I’ve tested the implementation on both Qdrant Cloud cluster instances and local cluster instances, and everything is functioning as expected. Could you please guide me on how to properly add tests for this PR?
hi @haadirakhangi looks awesome thanks for the work on this
Could you please guide me on how to properly add tests for this PR?
what guide are you looking for? Check out test_caching.py -> that should be a good starting point
- just add testing for
litellm.acompletion+litellm.acompletion with streamingfor this PR @haadirakhangi
can you share a screenshot of both tests working for you locally ?
@ishaan-jaff Added the two mentioned tests in the test_caching.py file. Please go through it and let me know if there are any changes!
can you share a screenshot of both tests working for you locally ?

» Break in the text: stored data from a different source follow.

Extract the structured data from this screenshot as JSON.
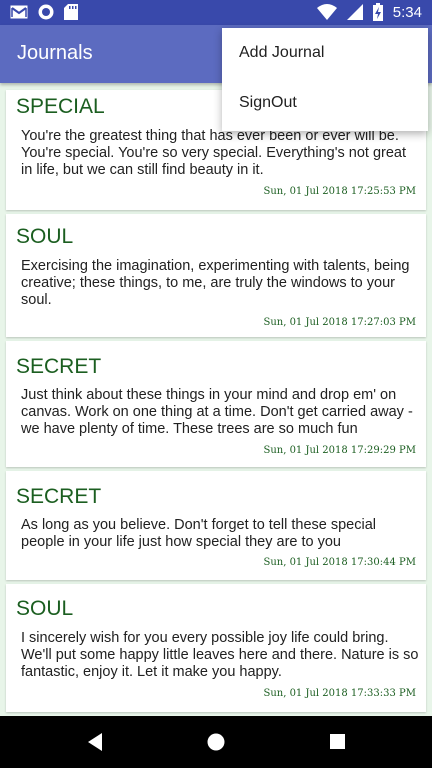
{
  "status_bar": {
    "time": "5:34",
    "icons_left": [
      "gmail-icon",
      "circle-app-icon",
      "sd-card-icon"
    ],
    "icons_right": [
      "wifi-icon",
      "signal-icon",
      "battery-icon"
    ]
  },
  "app_bar": {
    "title": "Journals",
    "color": "#5c6bc0"
  },
  "menu": {
    "items": [
      {
        "label": "Add Journal"
      },
      {
        "label": "SignOut"
      }
    ]
  },
  "journals": [
    {
      "title": "SPECIAL",
      "body": "You're the greatest thing that has ever been or ever will be. You're special. You're so very special. Everything's not great in life, but we can still find beauty in it.",
      "timestamp": "Sun, 01 Jul 2018 17:25:53 PM"
    },
    {
      "title": "SOUL",
      "body": "Exercising the imagination, experimenting with talents, being creative; these things, to me, are truly the windows to your soul.",
      "timestamp": "Sun, 01 Jul 2018 17:27:03 PM"
    },
    {
      "title": "SECRET",
      "body": "Just think about these things in your mind and drop em' on canvas. Work on one thing at a time. Don't get carried away - we have plenty of time. These trees are so much fun",
      "timestamp": "Sun, 01 Jul 2018 17:29:29 PM"
    },
    {
      "title": "SECRET",
      "body": "As long as you believe. Don't forget to tell these special people in your life just how special they are to you",
      "timestamp": "Sun, 01 Jul 2018 17:30:44 PM"
    },
    {
      "title": "SOUL",
      "body": "I sincerely wish for you every possible joy life could bring. We'll put some happy little leaves here and there. Nature is so fantastic, enjoy it. Let it make you happy.",
      "timestamp": "Sun, 01 Jul 2018 17:33:33 PM"
    }
  ],
  "nav_bar": {
    "buttons": [
      "back-icon",
      "home-icon",
      "recents-icon"
    ]
  }
}
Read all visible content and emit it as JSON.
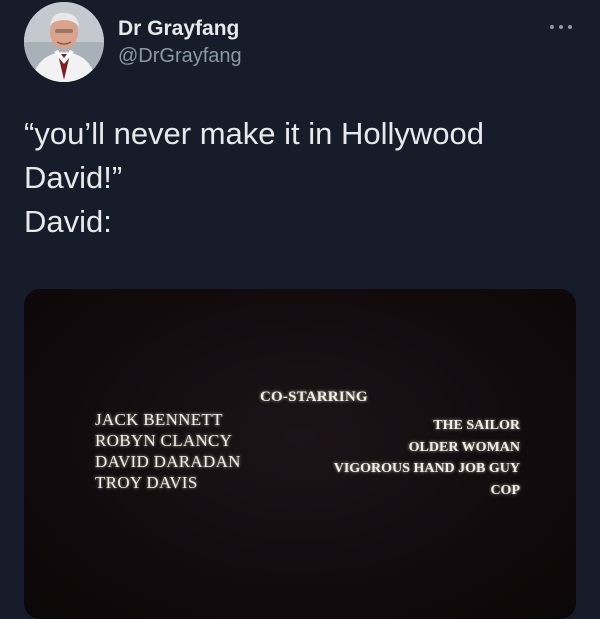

Sure! Here are the screenshots you asked for:
Testing with acompletion:
Testing with acompletion + streaming:
Also, I will adjust the testing as said.
merging this, I will take care of:
- making sure testing passes on ci/cd
- the issues @krrishdholakia pointed out on message["content"]
- Adding docs on using with litellm proxy
- removing the need for
host_type
cc @haadirakhangi thanks for the amazing work 👑
Thanks @ishaan-jaff, I'm glad to contribute! 😄